Prince Harry has claimed Queen Consort Camilla was a "villain" in the royal household and sacrificed him on her "personal PR altar."
Speaking in an explosive interview with Anderson Cooper, which airs on Three and ThreeNow on Monday from 7pm, the Duke said it came as his stepmother tried to "rehabilitate her image."
His mother, Princess Diana, had referred to Camilla as the third person in her marriage to the then Prince Charles in an infamous BBC interview, with the press quick to label the now-75-year-old as a "villain" - something which Harry has never forgotten.
"She was the villain, she was the third person in the marriage - she needed to rehabilitate her image," he told Cooper.
When asked about he and brother William begging their father, now King Charles, not to marry Camilla, Harry said the marriage was "going to cause more harm than good."
"We didn't think it was necessary. We thought it was going to cause more harm than good. And that if he was now with this person that that's surely enough. Why go that far, when you don't necessarily need to. We wanted him to be happy, and we saw how happy he was with her," he said.
In his memoir Spare, Harry wrote about his stepmother: "Maybe she'd be less dangerous if she was happy."
When asked why he viewed her as "dangerous," Harry told Cooper it was because of the campaign to turn her image around.
"Because of the need for her to rehabilitate her marriage. That made her dangerous because of the connections she was forging within the British press.

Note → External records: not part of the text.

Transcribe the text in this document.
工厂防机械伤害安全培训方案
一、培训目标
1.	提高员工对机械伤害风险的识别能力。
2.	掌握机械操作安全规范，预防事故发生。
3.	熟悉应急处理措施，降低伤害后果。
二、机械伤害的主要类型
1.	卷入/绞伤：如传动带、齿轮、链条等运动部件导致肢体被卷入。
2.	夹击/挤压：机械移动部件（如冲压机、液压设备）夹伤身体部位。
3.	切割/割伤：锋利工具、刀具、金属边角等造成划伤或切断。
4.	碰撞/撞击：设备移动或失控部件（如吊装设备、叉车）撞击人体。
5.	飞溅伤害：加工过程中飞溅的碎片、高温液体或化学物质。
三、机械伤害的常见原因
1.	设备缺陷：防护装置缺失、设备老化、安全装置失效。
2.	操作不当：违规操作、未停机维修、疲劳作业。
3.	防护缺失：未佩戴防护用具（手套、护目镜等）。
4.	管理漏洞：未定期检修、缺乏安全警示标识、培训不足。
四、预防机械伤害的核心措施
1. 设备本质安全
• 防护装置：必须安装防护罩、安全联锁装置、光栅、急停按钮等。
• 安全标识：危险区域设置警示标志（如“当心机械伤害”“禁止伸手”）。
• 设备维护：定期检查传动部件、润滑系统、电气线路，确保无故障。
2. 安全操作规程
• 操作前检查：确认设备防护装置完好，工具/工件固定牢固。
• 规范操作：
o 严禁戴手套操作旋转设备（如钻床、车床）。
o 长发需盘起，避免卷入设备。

"And there was open willingness to trade on both sides in information and with a family built on hierarchy, and with her on the way to being Queen Consort, there was going to be bodies left in the street because of that."
Harry said that he was "one of those bodies" and accused Camilla and King Charles of using him and William to achieve better tabloid coverage at the time.
Camilla "sacrificed me on her personal PR altar," he added.
The Duke of Sussex will be interviewed by 60 Minutes' Anderson Cooper in his highly-anticipated first US television one-on-one, which in New Zealand will air exclusively on Monday, January 9 at 7pm on Three and ThreeNow.